Single by Kane Brown and Katelyn Brown

from the album Different Man
- Released: September 12, 2022
- Genre: Country
- Length: 2:54
- Label: RCA Nashville
- Songwriters: Christian Davis; Kyle Fishman; Jaxson Free; Josh Hoge; Jared Mullins;
- Producers: Kane Brown; Dann Huff;

Kane Brown singles chronology
| "Grand" (2022) | "Thank God" (2022) | "Next to You" (2023) |

= Thank God (Kane Brown and Katelyn Brown song) =

"Thank God" is a song by American country music singer Kane Brown. It is a duet with his wife, Katelyn Brown. It was released on September 12, 2022, as the fourth single from Kane Brown's third studio album Different Man.

==Content and history==
Christian Davis, Kyle Fishman, Jaxson Free, Josh Hoge, and Jared Mullins composed the song. According to Kane Brown, he was recommended the song by Hoge, who is a friend of his. Upon listening to the demo, Brown chose to include his wife Katelyn as a duet vocalist. Katelyn had been a contemporary R&B musician prior to marrying him in 2019, but had not been featured on any of his songs prior.

An uncredited review in Music Mayhem described the song as having "beautiful harmonies" between the Browns. E! Online described the song as having a theme of how "grateful" the two are to be in love with each other.

==Commercial performance==
The week of the song's release, it debuted on multiple Billboard charts dated for the week ending September 24, 2022. It entered the Billboard Hot 100 at number 22, Hot Country Songs at number 5, and ascended from number 49 to 35 on Country Airplay. According to Billboard data for this week, the song was streamed over eleven million times, and was the most-added song to country radio playlists. Upon doing so, it became the first chart entry for Katelyn, as well as the highest charting country song by a married couple since "Chasing After You" by Ryan Hurd and Maren Morris in 2021. It later reached number one on the Country Airplay chart in February 2023, making it the second duet by a married couple to top the chart, following Tim McGraw and Faith Hill's "It's Your Love" in 1997.

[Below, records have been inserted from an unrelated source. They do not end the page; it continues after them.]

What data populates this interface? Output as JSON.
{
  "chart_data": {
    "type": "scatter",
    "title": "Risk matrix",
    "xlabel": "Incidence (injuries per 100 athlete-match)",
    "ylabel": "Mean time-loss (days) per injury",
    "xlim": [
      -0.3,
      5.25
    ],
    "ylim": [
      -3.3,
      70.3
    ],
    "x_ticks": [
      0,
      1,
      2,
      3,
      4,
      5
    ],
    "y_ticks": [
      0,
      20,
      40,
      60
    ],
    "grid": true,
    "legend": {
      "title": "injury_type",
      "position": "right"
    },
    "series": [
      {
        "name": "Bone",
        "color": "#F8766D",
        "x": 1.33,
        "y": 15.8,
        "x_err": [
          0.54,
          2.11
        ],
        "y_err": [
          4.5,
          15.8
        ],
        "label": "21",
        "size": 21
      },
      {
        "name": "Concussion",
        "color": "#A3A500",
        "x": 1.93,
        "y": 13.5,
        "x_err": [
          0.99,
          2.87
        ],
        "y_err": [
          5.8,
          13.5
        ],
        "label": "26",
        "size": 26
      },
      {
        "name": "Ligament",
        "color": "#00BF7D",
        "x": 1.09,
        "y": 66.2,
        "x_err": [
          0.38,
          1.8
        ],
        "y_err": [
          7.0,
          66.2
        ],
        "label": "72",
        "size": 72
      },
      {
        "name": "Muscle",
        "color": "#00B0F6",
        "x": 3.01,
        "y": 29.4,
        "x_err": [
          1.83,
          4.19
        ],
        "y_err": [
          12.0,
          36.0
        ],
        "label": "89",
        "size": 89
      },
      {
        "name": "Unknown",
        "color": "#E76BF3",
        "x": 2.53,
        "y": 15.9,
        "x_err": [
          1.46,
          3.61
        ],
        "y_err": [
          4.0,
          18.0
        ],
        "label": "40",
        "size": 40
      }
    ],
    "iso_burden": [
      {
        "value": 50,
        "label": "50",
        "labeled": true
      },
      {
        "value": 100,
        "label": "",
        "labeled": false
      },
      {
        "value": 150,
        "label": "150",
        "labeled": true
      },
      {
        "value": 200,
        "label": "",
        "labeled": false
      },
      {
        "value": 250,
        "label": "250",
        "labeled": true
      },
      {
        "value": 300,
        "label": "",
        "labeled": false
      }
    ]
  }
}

In addition to this, Brown released a music video, directed by Alex Alvga.

==Charts==

===Weekly charts===

Weekly chart performance for "Thank God"
| Chart (2022–2023) | Peak position |
|---|---|
| Canada Hot 100 (Billboard) | 43 |
| Canada AC (Billboard) | 17 |
| Canada Country (Billboard) | 3 |
| Canada Hot AC (Billboard) | 37 |
| Global 200 (Billboard) | 62 |
| US Billboard Hot 100 | 13 |
| US Adult Contemporary (Billboard) | 20 |
| US Adult Pop Airplay (Billboard) | 10 |
| US Country Airplay (Billboard) | 1 |
| US Hot Country Songs (Billboard) | 2 |
| US Pop Airplay (Billboard) | 16 |

===Year-end charts===

2022 year-end chart performance for "Thank God"
| Chart (2022) | Position |
|---|---|
| US Digital Song Sales (Billboard) | 54 |
| US Hot Country Songs (Billboard) | 64 |

2023 year-end chart performance for "Thank God"
| Chart (2023) | Position |
|---|---|
| US Billboard Hot 100 | 23 |
| US Adult Contemporary (Billboard) | 44 |
| US Adult Top 40 (Billboard) | 36 |
| US Country Airplay (Billboard) | 11 |
| US Hot Country Songs (Billboard) | 7 |
| US Mainstream Top 40 (Billboard) | 45 |

==Certifications==

Certifications and sales for "Thank God"
| Region | Certification | Certified units/sales |
| Canada (Music Canada) | 3× Platinum | 240,000^{‡} |
| United States (RIAA) | 3× Platinum | 3,000,000^{‡} |
^{‡} Sales+streaming figures based on certification alone.